口述:都广国 文/片 记者 王丽丽
还记得柳树底下,老纺车慢悠悠的吱吱呀呀声伴随着焦躁的蝉鸣,送走了一个又一个夏天。油灯下,炕头间,带着体温的棉线从母亲长满老茧的指缝中匆匆游走,配上母亲的歌声,像极了催眠曲,灯光渐渐昏暗,然而留在梦境中的回忆却越来越清晰
家里的这台老纺车,得有一百年了吧,从我奶奶的奶奶那辈传下来的。
那时候分家,我父亲弟兄
三个,这个老纺车,作为一件大的财产,分给了我的父亲,从此以后,这个老纺车,伴着母亲,伴着我们兄妹五个,走
过了一段艰难的岁月。
在我五岁的时候,依稀记得,吃完晚饭,大约七八点钟,我们兄弟几个都躺下睡觉了,母亲这时才开始了她的工作———织布。
母亲坐在炕头上,我们弟兄三个睡在炕东头,就这样,母亲一边摇着纺车,一边唱着歌,“天上布满星,月亮亮晶晶,生产队里开大会,受苦的把冤申……”老纺车织布时发出的嗡嗡声,配着母亲的歌声,就像一支催眠曲,每天晚上催我们入眠。
每当我半夜醒来的时候,还能看到母亲点着煤油灯织布,那时候已经十一二点,而我也已经醒来一两次。
当时家里没钱,家里铺的盖的,我们穿的衣服袜子,全是母亲用织布机织成的。我们兄弟四个结婚的时候,铺的盖的,全都是母亲纺出来的。
印象中,老纺车的嗡嗡声,从我5岁一直响到我25岁。二十多年的时间,几乎从未间断过。
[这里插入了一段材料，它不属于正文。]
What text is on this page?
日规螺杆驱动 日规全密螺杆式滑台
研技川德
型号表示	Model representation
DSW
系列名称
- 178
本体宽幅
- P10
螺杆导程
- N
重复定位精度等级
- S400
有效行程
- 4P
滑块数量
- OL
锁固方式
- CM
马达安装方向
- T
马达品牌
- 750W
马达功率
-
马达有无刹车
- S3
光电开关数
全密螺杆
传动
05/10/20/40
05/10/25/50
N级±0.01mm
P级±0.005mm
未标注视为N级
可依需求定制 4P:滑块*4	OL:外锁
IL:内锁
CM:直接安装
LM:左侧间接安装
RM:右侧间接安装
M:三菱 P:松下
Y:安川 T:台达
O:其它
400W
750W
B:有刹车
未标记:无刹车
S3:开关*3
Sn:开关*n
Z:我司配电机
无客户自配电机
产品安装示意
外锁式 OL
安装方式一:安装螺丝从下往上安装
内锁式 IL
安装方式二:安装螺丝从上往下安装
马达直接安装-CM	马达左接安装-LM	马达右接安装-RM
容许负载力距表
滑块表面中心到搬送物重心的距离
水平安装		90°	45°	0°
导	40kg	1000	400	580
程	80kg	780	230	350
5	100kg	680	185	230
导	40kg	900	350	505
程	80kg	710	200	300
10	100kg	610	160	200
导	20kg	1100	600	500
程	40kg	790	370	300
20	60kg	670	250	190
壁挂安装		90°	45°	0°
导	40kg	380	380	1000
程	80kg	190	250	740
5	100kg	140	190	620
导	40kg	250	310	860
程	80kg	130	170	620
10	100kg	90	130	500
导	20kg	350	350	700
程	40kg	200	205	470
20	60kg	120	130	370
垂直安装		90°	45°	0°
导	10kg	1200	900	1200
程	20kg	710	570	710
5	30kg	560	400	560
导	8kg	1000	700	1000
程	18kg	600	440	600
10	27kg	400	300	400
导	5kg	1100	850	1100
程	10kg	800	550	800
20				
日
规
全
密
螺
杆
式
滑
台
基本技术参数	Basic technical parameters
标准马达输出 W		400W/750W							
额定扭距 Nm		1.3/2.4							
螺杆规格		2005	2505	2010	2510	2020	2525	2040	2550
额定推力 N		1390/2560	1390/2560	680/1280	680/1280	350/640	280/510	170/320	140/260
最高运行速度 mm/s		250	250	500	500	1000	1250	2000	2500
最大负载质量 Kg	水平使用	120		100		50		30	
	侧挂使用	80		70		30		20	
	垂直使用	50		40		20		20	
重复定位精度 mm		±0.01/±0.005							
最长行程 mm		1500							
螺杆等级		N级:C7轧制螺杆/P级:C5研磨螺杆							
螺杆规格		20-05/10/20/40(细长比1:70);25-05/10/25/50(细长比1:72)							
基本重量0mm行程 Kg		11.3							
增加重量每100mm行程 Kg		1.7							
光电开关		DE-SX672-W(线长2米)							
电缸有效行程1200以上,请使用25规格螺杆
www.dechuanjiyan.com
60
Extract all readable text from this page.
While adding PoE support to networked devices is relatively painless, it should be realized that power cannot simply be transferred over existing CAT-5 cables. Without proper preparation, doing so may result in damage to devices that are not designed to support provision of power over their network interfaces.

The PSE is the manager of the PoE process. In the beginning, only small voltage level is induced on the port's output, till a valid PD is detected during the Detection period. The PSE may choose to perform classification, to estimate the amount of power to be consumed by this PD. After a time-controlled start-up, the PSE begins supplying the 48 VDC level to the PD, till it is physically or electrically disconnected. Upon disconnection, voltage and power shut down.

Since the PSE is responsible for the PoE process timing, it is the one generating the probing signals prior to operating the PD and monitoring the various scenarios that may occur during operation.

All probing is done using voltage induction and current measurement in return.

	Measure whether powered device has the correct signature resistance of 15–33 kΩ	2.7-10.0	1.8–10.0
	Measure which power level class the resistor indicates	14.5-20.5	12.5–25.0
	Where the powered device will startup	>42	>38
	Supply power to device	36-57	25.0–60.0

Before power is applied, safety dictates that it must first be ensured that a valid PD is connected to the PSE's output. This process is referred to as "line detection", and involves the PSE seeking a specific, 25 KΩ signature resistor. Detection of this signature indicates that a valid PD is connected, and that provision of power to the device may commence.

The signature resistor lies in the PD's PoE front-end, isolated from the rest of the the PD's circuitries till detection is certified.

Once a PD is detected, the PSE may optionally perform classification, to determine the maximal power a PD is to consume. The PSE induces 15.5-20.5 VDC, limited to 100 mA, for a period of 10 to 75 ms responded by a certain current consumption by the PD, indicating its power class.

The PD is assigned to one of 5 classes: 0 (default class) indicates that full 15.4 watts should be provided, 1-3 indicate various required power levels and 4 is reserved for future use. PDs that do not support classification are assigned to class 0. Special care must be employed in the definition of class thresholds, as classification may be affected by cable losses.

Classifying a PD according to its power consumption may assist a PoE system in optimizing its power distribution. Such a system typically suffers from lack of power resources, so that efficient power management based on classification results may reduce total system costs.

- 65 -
记得当年大哥上学时,母亲每天早上就和大哥一起起床,先纺个穗子再给我们烧火做饭。等我们都走了,太阳底下,她又铺开了她的蒲墩,坐
在上面纺棉花……
如今母亲的老纺车已经在角落里呆了多年,但母亲不舍得扔,就放在西屋的屋檐下。而我每当看到这个老纺车,就想起了弟兄几个躺在炕上睡觉的时光。现在我们兄弟四个都已经在外面买
了房子,妹妹也早已出嫁了。母亲也已经78岁高龄,但让我们感到幸福的是老人精神矍铄,身体也不错。我们兄妹们也处得很好。那台老纺车,还安静地躺在角落里,记录着我们家的历史,那一段段温馨的回忆。